The USDA announced over the weekend that it expanded the recall by an additional 49 tons, which is roughly equal to the weight of 49 Volkswagen Beetles. The affected meat, which includes beef and some veal, was sent to restaurants and hotels throughout California. (Food safety tips are at this government Web site and are available by asking “Karen,” the USDA’s online health guru.)
On the enforcement end of this case, the agency said it brought officials from its inspector general's office to accompany food safety inspectors, who are seeing some troubling practices. The agency is calling the beef "adulterated" because it was made under "unsanitary conditions," the press release says.
The release also says that inspectors determined that the newly recalled 49 tons of meat were produced in variance with the company’s policies, leading inspectors to conclude “that the food safety records of the establishment cannot be relied upon to document compliance with the requirements." So inspectors "acted to remove the products from commerce.”

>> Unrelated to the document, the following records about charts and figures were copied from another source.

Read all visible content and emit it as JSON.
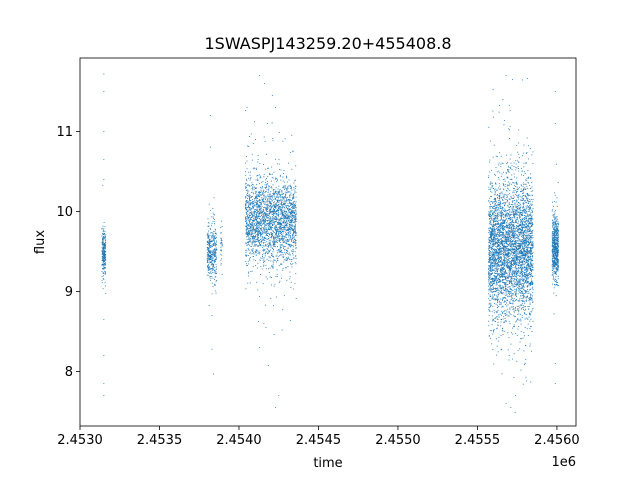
{
  "chart_data": {
    "type": "scatter",
    "title": "1SWASPJ143259.20+455408.8",
    "xlabel": "time",
    "ylabel": "flux",
    "x_offset_label": "1e6",
    "xlim": [
      2.453,
      2.45612
    ],
    "ylim": [
      7.32,
      11.92
    ],
    "x_ticks": [
      2.453,
      2.4535,
      2.454,
      2.4545,
      2.455,
      2.4555,
      2.456
    ],
    "x_tick_labels": [
      "2.4530",
      "2.4535",
      "2.4540",
      "2.4545",
      "2.4550",
      "2.4555",
      "2.4560"
    ],
    "y_ticks": [
      8,
      9,
      10,
      11
    ],
    "y_tick_labels": [
      "8",
      "9",
      "10",
      "11"
    ],
    "grid": false,
    "marker_color": "#1f77b4",
    "clusters": [
      {
        "x_center": 2.45315,
        "x_width": 1.2e-05,
        "y_center": 9.5,
        "y_sd": 0.13,
        "count": 260,
        "outliers": [
          [
            2.45315,
            11.72
          ],
          [
            2.45315,
            11.5
          ],
          [
            2.45315,
            11.0
          ],
          [
            2.45315,
            10.65
          ],
          [
            2.45315,
            10.4
          ],
          [
            2.45315,
            8.2
          ],
          [
            2.45315,
            7.85
          ],
          [
            2.45315,
            7.7
          ],
          [
            2.45315,
            8.65
          ]
        ]
      },
      {
        "x_center": 2.45383,
        "x_width": 3e-05,
        "y_center": 9.5,
        "y_sd": 0.17,
        "count": 380,
        "outliers": [
          [
            2.45382,
            11.2
          ],
          [
            2.45383,
            8.28
          ],
          [
            2.45384,
            7.97
          ],
          [
            2.45383,
            8.7
          ]
        ]
      },
      {
        "x_center": 2.45389,
        "x_width": 5e-06,
        "y_center": 9.62,
        "y_sd": 0.16,
        "count": 30,
        "outliers": []
      },
      {
        "x_center": 2.4542,
        "x_width": 0.00016,
        "y_center": 9.88,
        "y_sd": 0.27,
        "count": 2400,
        "outliers": [
          [
            2.45413,
            11.7
          ],
          [
            2.45416,
            11.6
          ],
          [
            2.45421,
            11.45
          ],
          [
            2.45423,
            11.3
          ],
          [
            2.45418,
            11.1
          ],
          [
            2.45413,
            8.3
          ],
          [
            2.45417,
            8.55
          ],
          [
            2.45423,
            7.55
          ],
          [
            2.45425,
            7.7
          ]
        ]
      },
      {
        "x_center": 2.45571,
        "x_width": 0.00014,
        "y_center": 9.55,
        "y_sd": 0.42,
        "count": 4000,
        "outliers": [
          [
            2.45568,
            11.7
          ],
          [
            2.45572,
            11.65
          ],
          [
            2.45566,
            11.4
          ],
          [
            2.45568,
            7.6
          ],
          [
            2.45571,
            7.55
          ],
          [
            2.45574,
            7.7
          ]
        ]
      },
      {
        "x_center": 2.45599,
        "x_width": 2e-05,
        "y_center": 9.55,
        "y_sd": 0.2,
        "count": 600,
        "outliers": [
          [
            2.45599,
            11.5
          ],
          [
            2.45599,
            11.1
          ],
          [
            2.45599,
            7.85
          ],
          [
            2.45599,
            8.1
          ]
        ]
      }
    ]
  }
}
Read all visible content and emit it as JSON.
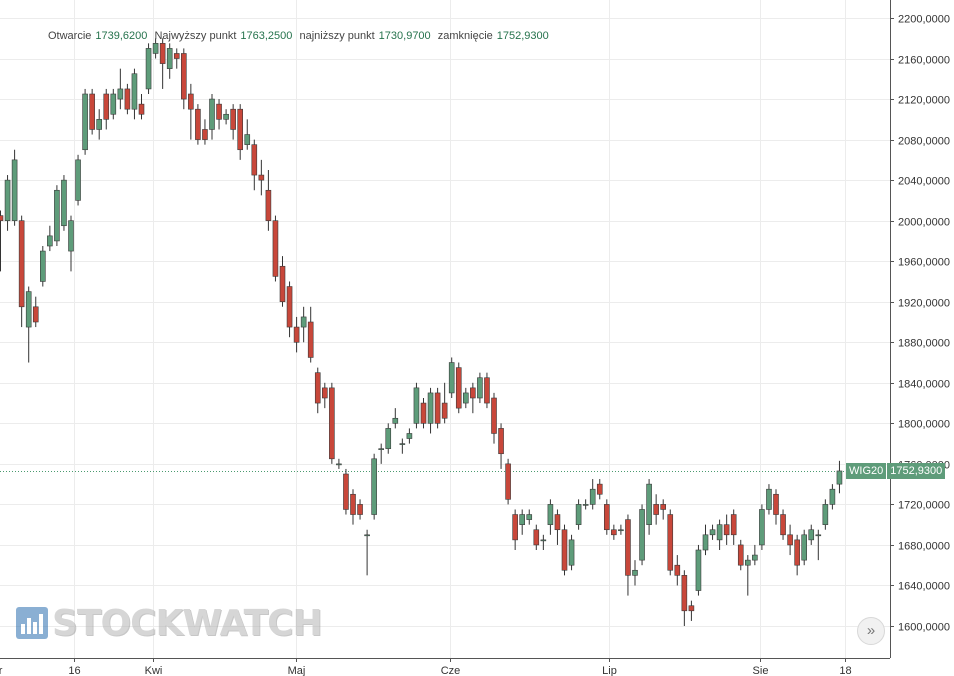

The aggressive approach to beef seems to be a new one for the USDA, if the criminal cases its inspector general's office describes in press releases are any evidence. The department’s criminal enforcement arm issued no press releases from 2002 until 2007, the year Michael Vick was prosecuted under a USDA statute related to dog fighting.
Since then, the agency seems to have primarily gone after people defrauding the food stamp program and the USDA's own employees, one of whom operated an online prostitution business on the federal clock.
But protecting the food-consuming American public? It seems that the USDA has not been on that case. Last year it criminally prosecuted one man accused of shipping formaldehyde-laced feed meant for calves. The year before it went after a Florida man for illegally trafficking orchid plants.
Food advocates and experts may take note now, it seems, as the government seems on track to protect beef-eating humans with the same powers it previously reserved for the flora and fauna.